Eu sou muito planejadora. Embora não pareça. E minha vida seja uma bagunça. Dentro da minha mente mil coisas estão em listas, cada lista em uma sessão mental. Eu perco às vezes até horas antes de dormir pensando e organizando meus próprios pensamentos e sentimentos. No metrô, no ônibus, no táxi. Enquanto fazem meu cabelo, a maquiagem e muitas vezes até mesmo quando estão me fotografando. Não sou maníaca, ou isso é alguma doença, mas a falta do que saber fazer na hora certa, da ação inesperada, do imprevisto, da boca sem palavras e a mente vazia, tudo isso me deixa em um profundo pânico, com o qual ainda não aprendi a lidar.

E é assim que me sinto quando o vejo ali, com seus olhos fechados, um leve sorriso tímido querendo sair de seus lábios, mas suas expressões são duras, seu maxilar enrijecido e suas mãos apertando a xicara. Sem querer ser presunçosa, eu sei que ele está pensando em mim. Fico ali analisando a situação por alguns segundos enquanto tento ter coragem para falar algo. Penso até mesmo em sair de fininho, descer as escadas e ir embora. Mas isso não faria o menor sentido, sei que é apenas meu pânico de não saber como agir tomando conta de mim. Outro fato, além de ser planejadora é que eu simplesmente penso em coisas idiotas quando o pânico me ataca.

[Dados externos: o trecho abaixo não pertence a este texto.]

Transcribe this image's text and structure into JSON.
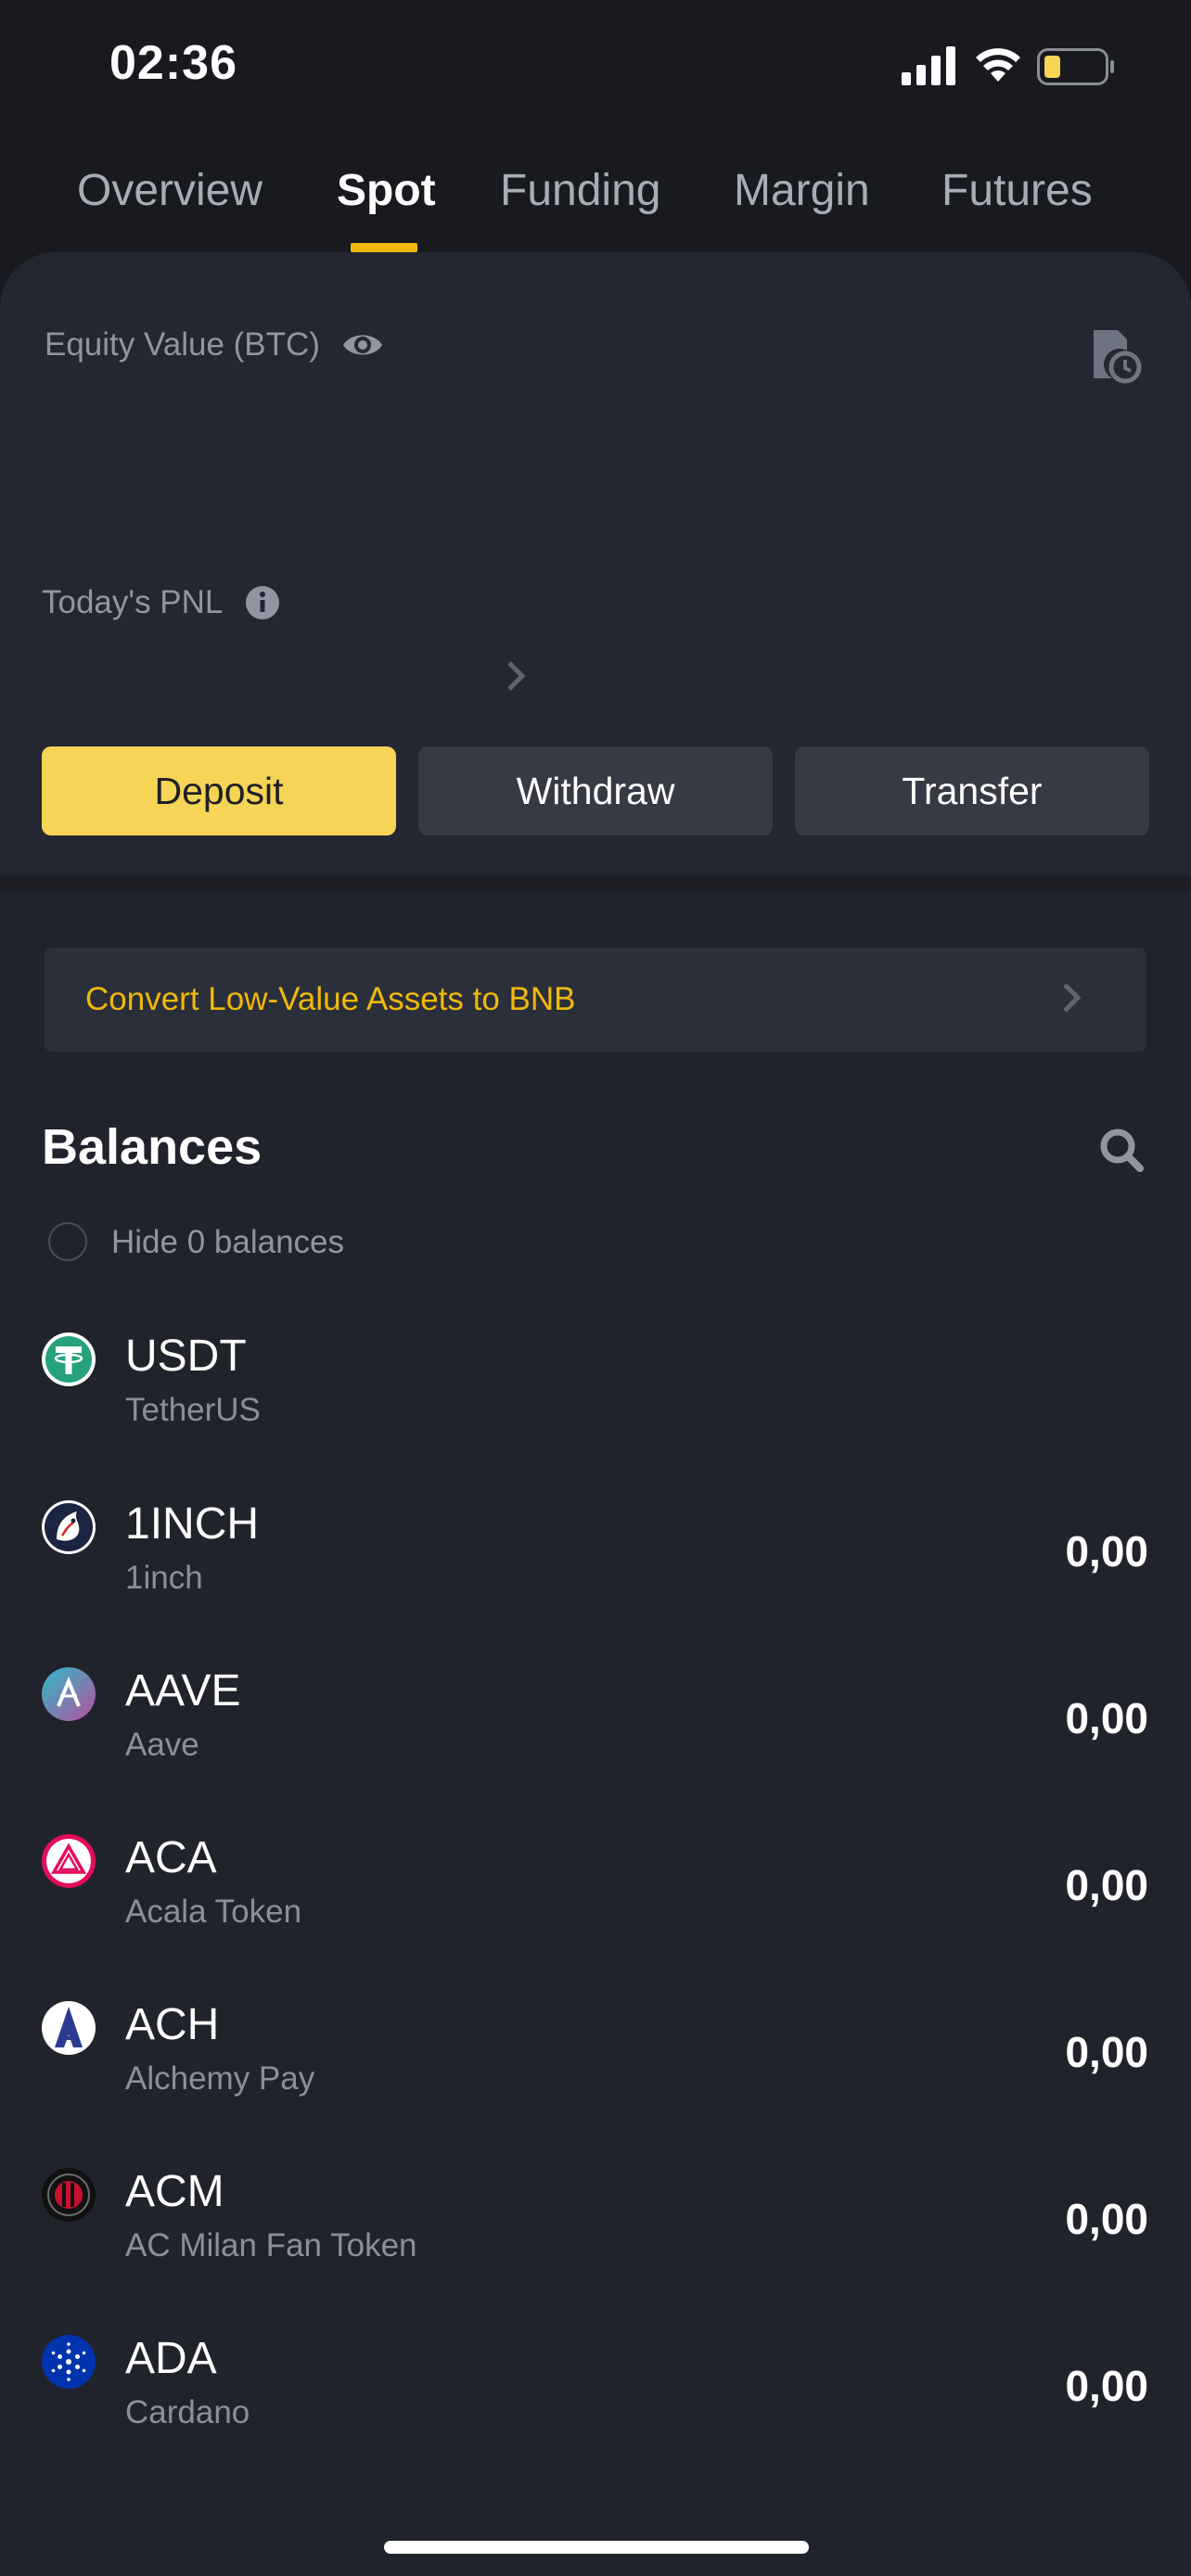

Eu ensaiei, é claro que sim, e não me faltou tempo para fazer isso. Quando chegue ao Rio era quase três horas da manhã, corri para meu antigo prédio, pedi que o motorista andasse o mais rápido possível, pisasse com vontade no acelerador (achei nesse momento que a adrenalina já iria me fazer descer do carro e me obrigaria a ir correndo), pegasse atalhos. Cada estalo que fazia com a língua dentro da boca indicando minha insatisfação, cada semáforo vermelho e cada vez que ele andava igual um camelo no deserto que não bebe água há meses, eu me tornava mais impaciente e dava alguma solução, que obviamente ele não acatava. Acho que ele deve ter pensado que estava sob o efeito de drogas. Meus olhos vermelhos e o rosto cansado de um dia de trabalho e uma noite não dormida não me ajudavam em nada, e disso eu tinha certeza.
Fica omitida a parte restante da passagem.